Lo que Arruñada se pregunta (y yo con él) es por qué las razones que nos parecen tan obvias cuando somos los jefes desaparecen cuando nos convertimos en empleados. De las subidas en el SMI a la legislación laboral anti-despidos o la normativa sobre bajas laborales: en todos los casos, el español medio apoya y comprende lo que, cuando le toca a él en primera persona como empleador, ni entiende ni tolera.
Por ejemplo, los jueces de lo Social (y por meternos más en un terreno políticamente incorrecto, diremos que son juezas en un porcentaje muy elevado): ¿garantizan a sus empleadas domésticas las condiciones que se sienten obligados a exigir a las empresas? ¿Qué español pasaría en su hogar los filtros (desde la normativa de Seguridad en el Trabajo hasta lo que tiene que ver con los costes tributarios-cotizaciones) que exige a sus empresas?
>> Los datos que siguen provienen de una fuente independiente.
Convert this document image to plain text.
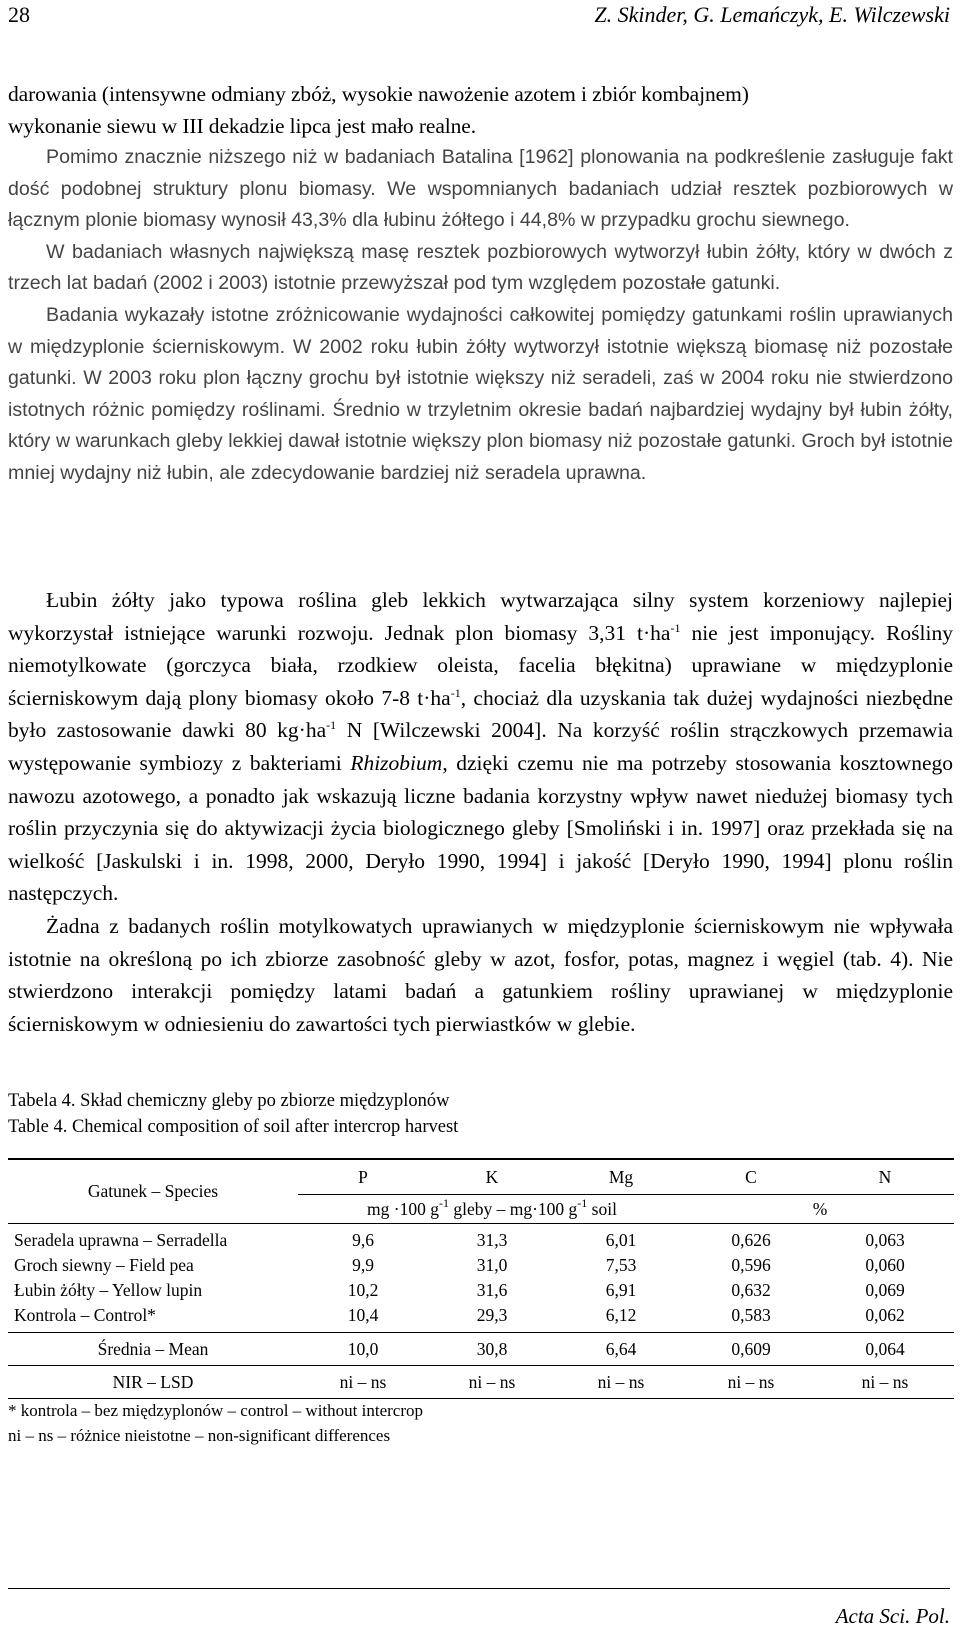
28	Z. Skinder, G. Lemańczyk, E. Wilczewski
darowania (intensywne odmiany zbóż, wysokie nawożenie azotem i zbiór kombajnem)
wykonanie siewu w III dekadzie lipca jest mało realne.

Pomimo znacznie niższego niż w badaniach Batalina [1962] plonowania na podkreślenie zasługuje fakt dość podobnej struktury plonu biomasy. We wspomnianych badaniach udział resztek pozbiorowych w łącznym plonie biomasy wynosił 43,3% dla łubinu żółtego i 44,8% w przypadku grochu siewnego.

W badaniach własnych największą masę resztek pozbiorowych wytworzył łubin żółty, który w dwóch z trzech lat badań (2002 i 2003) istotnie przewyższał pod tym względem pozostałe gatunki.

Badania wykazały istotne zróżnicowanie wydajności całkowitej pomiędzy gatunkami roślin uprawianych w międzyplonie ścierniskowym. W 2002 roku łubin żółty wytworzył istotnie większą biomasę niż pozostałe gatunki. W 2003 roku plon łączny grochu był istotnie większy niż seradeli, zaś w 2004 roku nie stwierdzono istotnych różnic pomiędzy roślinami. Średnio w trzyletnim okresie badań najbardziej wydajny był łubin żółty, który w warunkach gleby lekkiej dawał istotnie większy plon biomasy niż pozostałe gatunki. Groch był istotnie mniej wydajny niż łubin, ale zdecydowanie bardziej niż seradela uprawna.

Łubin żółty jako typowa roślina gleb lekkich wytwarzająca silny system korzeniowy najlepiej wykorzystał istniejące warunki rozwoju. Jednak plon biomasy 3,31 $t\cdot ha^{-1}$ nie jest imponujący. Rośliny niemotylkowate (gorczyca biała, rzodkiew oleista, facelia błękitna) uprawiane w międzyplonie ścierniskowym dają plony biomasy około 7-8 $t\cdot ha^{-1}$, chociaż dla uzyskania tak dużej wydajności niezbędne było zastosowanie dawki 80 $kg\cdot ha^{-1}$ N [Wilczewski 2004]. Na korzyść roślin strączkowych przemawia występowanie symbiozy z bakteriami Rhizobium, dzięki czemu nie ma potrzeby stosowania kosztownego nawozu azotowego, a ponadto jak wskazują liczne badania korzystny wpływ nawet niedużej biomasy tych roślin przyczynia się do aktywizacji życia biologicznego gleby [Smoliński i in. 1997] oraz przekłada się na wielkość [Jaskulski i in. 1998, 2000, Deryło 1990, 1994] i jakość [Deryło 1990, 1994] plonu roślin następczych.

Żadna z badanych roślin motylkowatych uprawianych w międzyplonie ścierniskowym nie wpływała istotnie na określoną po ich zbiorze zasobność gleby w azot, fosfor, potas, magnez i węgiel (tab. 4). Nie stwierdzono interakcji pomiędzy latami badań a gatunkiem rośliny uprawianej w międzyplonie ścierniskowym w odniesieniu do zawartości tych pierwiastków w glebie.

Tabela 4. Skład chemiczny gleby po zbiorze międzyplonów
Table 4. Chemical composition of soil after intercrop harvest
Gatunek – Species	P	K	Mg	C	N
	mg ·100 $g^{-1}$ gleby – mg·100 $g^{-1}$ soil			%	
Seradela uprawna – Serradella	9,6	31,3	6,01	0,626	0,063
Groch siewny – Field pea	9,9	31,0	7,53	0,596	0,060
Łubin żółty – Yellow lupin	10,2	31,6	6,91	0,632	0,069
Kontrola – Control*	10,4	29,3	6,12	0,583	0,062
Średnia – Mean	10,0	30,8	6,64	0,609	0,064
NIR – LSD	ni – ns	ni – ns	ni – ns	ni – ns	ni – ns
* kontrola – bez międzyplonów – control – without intercrop
ni – ns – różnice nieistotne – non-significant differences
Acta Sci. Pol.
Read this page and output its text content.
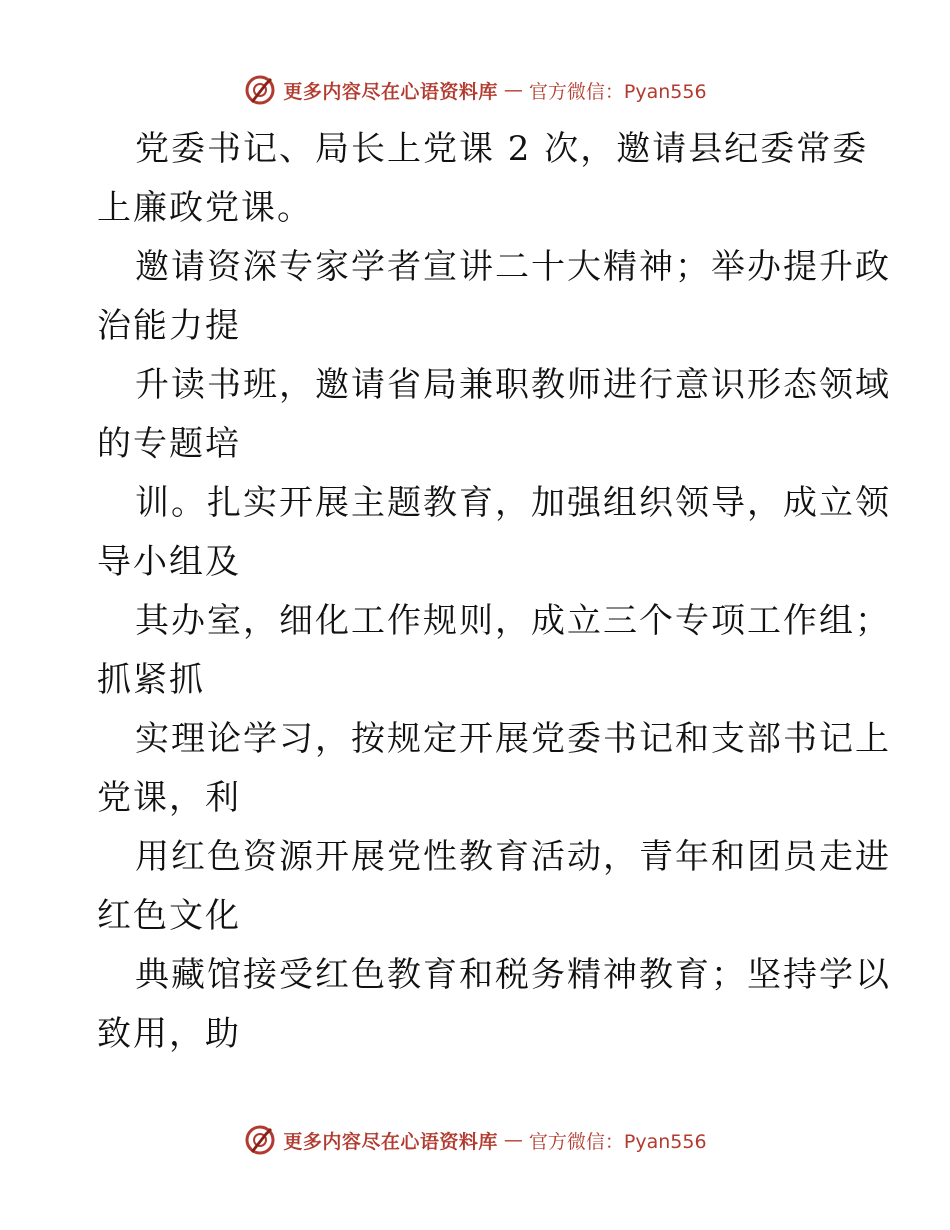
更多内容尽在心语资料库 — 官方微信：Pyan556
党委书记、局长上党课 2 次，邀请县纪委常委
上廉政党课。
邀请资深专家学者宣讲二十大精神；举办提升政
治能力提
升读书班，邀请省局兼职教师进行意识形态领域
的专题培
训。扎实开展主题教育，加强组织领导，成立领
导小组及
其办室，细化工作规则，成立三个专项工作组；
抓紧抓
实理论学习，按规定开展党委书记和支部书记上
党课，利
用红色资源开展党性教育活动，青年和团员走进
红色文化
典藏馆接受红色教育和税务精神教育；坚持学以
致用，助
更多内容尽在心语资料库 — 官方微信：Pyan556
Y no, no nos valen las excusas habituales: desigualdad de posición entre empresa y empleado; garantizar derechos; equilibrar la fuerza negociadora; pocas opciones de controlar lo que pasa en el día a día del trabajador medio mientras está en su puesto, etc… Si hay una situación laboral en la que podríamos aducir estas razones, sin duda es la que ocupa al servicio doméstico, mucho más desprotegido y precario que un tipo en una planta industrial.
Ahí, sin embargo, la desigualdad nos da igual. O no queremos la norma o nos la saltamos a la mínima ocasión. ¿Qué pensaríamos si nuestra empresa nos ofrecería cobrar una parte en B? ¿Y si nos lo pide nuestra empleada doméstica? ¿Podríamos ofrecérselo nosotros mismos?
La próxima vez que un partido proponga incrementar los costes del despido, las cotizaciones a cargo de la empresa o los días de baja por paternidad, asumamos cuáles serán las consecuencias. Incluso aunque apoyemos la medida, no le demos la espalda a la realidad de las derivadas de segundo orden. Miremos la lista de puntos que planteábamos algo más arriba. ¿Intuimos cuáles serán las consecuencias reales de aprobar este tipo de normas? Sí. Otra cosa es que no queramos verlo. Pero sobre Economía, cuando nos toca en primera persona, sabemos un rato.